Data Controller Information
Data Controller: neon-element
Address: Unit 7, Industrial Park, Bristol BS2 0QR, United Kingdom
Email: [email protected]
Your Data Subject Rights
Right to Be Informed
You have the right to clear, transparent information about how we use your personal data. This information is provided in our Privacy Policy and this GDPR statement.
Right of Access
You can request a copy of the personal data we hold about you. This is commonly known as a "subject access request" and allows you to:
- Confirm whether we are processing your personal data
- Receive a copy of your personal data
- Understand how we process your data
We will respond to valid requests within one month. There is no charge for this service unless your request is manifestly unfounded or excessive.
Right to Rectification
If you believe personal data we hold about you is inaccurate or incomplete, you have the right to request correction. We will respond within one month and notify any third parties with whom we have shared the data.
Right to Erasure
Also known as the "right to be forgotten," you can request deletion of your personal data in specific circumstances:
- The data is no longer necessary for the purpose it was collected
- You withdraw consent and there is no other legal basis for processing
- You object to processing and there are no overriding legitimate grounds
- The data has been unlawfully processed
- Erasure is required for compliance with a legal obligation
This right is not absolute. We may need to retain certain information for legal compliance or legitimate business purposes.
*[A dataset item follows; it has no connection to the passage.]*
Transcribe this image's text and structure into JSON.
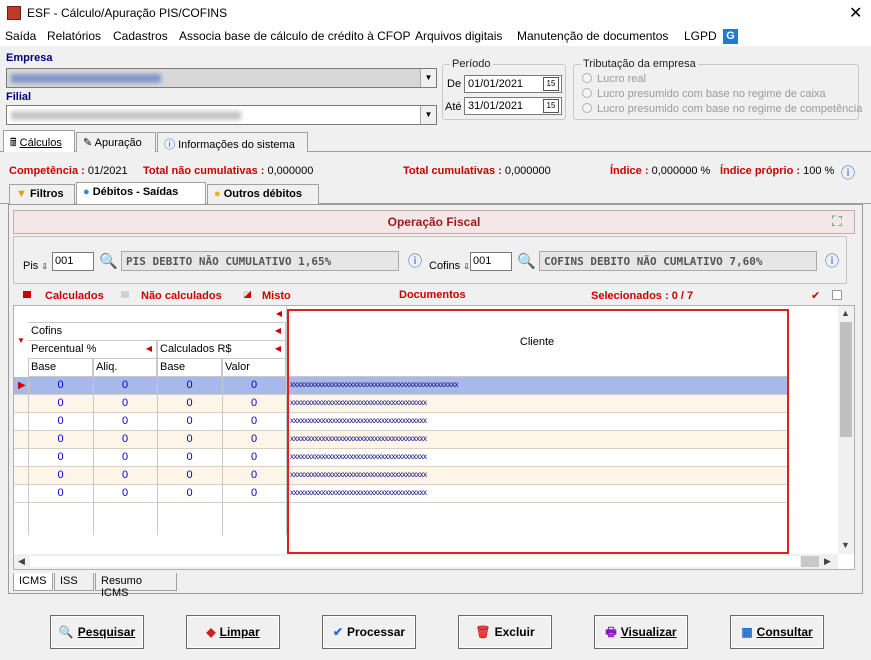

Right to Restriction of Processing
You can request that we limit how we use your personal data in specific situations:
- You contest the accuracy of the data
- Processing is unlawful but you prefer restriction to erasure
- We no longer need the data but you require it for legal claims
- You have objected to processing pending verification of our legitimate grounds
Right to Data Portability
You can request to receive your personal data in a structured, commonly used, and machine-readable format. This applies to data:
- You provided to us
- Processed based on consent or contract
- Processed by automated means
Right to Object
You have the right to object to processing based on legitimate interests or for direct marketing purposes. We will stop processing unless we can demonstrate compelling legitimate grounds that override your interests.
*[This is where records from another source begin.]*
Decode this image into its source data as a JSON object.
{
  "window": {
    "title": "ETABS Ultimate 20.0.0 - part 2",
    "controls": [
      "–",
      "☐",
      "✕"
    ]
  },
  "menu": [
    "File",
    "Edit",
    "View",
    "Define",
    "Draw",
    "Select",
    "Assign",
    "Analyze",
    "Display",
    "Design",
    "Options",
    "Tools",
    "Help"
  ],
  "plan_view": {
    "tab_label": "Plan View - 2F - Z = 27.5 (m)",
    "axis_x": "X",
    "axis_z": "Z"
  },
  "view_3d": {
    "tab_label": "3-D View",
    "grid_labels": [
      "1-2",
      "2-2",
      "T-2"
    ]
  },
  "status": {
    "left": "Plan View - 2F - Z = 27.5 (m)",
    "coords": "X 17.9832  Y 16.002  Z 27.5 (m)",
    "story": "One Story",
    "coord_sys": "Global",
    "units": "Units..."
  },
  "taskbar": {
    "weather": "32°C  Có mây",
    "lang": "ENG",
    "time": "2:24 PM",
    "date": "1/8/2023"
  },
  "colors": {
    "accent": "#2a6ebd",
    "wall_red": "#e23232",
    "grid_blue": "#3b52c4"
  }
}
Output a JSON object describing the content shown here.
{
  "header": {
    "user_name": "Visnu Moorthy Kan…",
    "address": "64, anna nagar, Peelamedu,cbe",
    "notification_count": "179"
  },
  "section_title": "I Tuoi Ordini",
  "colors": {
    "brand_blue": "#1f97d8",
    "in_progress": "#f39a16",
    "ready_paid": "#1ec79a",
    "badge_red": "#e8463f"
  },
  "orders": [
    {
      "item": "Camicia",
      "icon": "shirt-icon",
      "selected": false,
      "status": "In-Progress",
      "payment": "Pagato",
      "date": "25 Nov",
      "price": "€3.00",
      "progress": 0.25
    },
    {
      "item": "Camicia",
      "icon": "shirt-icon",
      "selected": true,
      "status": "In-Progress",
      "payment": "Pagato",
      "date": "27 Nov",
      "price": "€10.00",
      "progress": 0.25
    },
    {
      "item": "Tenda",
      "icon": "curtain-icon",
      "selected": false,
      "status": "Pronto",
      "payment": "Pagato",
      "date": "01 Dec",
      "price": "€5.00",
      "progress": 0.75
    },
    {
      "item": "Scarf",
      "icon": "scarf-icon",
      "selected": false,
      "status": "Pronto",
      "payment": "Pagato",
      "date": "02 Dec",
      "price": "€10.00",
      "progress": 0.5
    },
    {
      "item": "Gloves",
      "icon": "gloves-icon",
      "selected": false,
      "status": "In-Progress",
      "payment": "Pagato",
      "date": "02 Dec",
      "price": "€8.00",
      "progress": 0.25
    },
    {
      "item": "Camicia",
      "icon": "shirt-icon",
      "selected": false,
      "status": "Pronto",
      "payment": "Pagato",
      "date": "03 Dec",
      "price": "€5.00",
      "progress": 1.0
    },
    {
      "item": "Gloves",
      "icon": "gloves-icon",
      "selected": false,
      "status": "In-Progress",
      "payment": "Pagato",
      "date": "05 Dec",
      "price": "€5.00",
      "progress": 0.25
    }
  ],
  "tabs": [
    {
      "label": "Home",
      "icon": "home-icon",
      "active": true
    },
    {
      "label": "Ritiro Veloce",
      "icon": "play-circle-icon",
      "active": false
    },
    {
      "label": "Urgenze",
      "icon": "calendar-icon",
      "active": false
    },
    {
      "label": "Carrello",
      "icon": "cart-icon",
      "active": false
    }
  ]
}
Rights Related to Automated Decision-Making
You have the right not to be subject to decisions based solely on automated processing that produces legal or similarly significant effects. We do not currently employ automated decision-making processes.
How to Exercise Your Rights
To exercise any of these rights, contact us via:
- Email: [email protected]
- Post: Unit 7, Industrial Park, Bristol BS2 0QR, United Kingdom
We may need to verify your identity before processing your request. We will respond within one month, though this may be extended by two months for complex requests.
Lawful Basis for Processing
We process personal data under the following lawful bases:
- Consent: You have given clear consent for specific processing purposes
- Contract: Processing is necessary for a contract with you
- Legal obligation: Processing is necessary to comply with the law
- Legitimate interests: Processing is necessary for our legitimate interests, provided these do not override your rights
International Data Transfers
We primarily process data within the United Kingdom. If we transfer data internationally, we ensure appropriate safeguards are in place in accordance with GDPR requirements.
Data Breach Notification
In the event of a data breach that poses a risk to your rights and freedoms, we will notify you within 72 hours of becoming aware of the breach, in compliance with GDPR requirements.
Data Protection Officer
For organisations of our size, appointment of a dedicated Data Protection Officer is not required. Data protection enquiries should be directed to [email protected]
Complaints and Supervisory Authority
If you are not satisfied with how we handle your personal data, you have the right to lodge a complaint with the supervisory authority:
Information Commissioner's Office (ICO)
Website: ico.org.uk
Telephone: 0303 123 1113
Updates to This Statement
We may update this GDPR information to reflect changes in our practices or legal requirements. We encourage you to review this page periodically.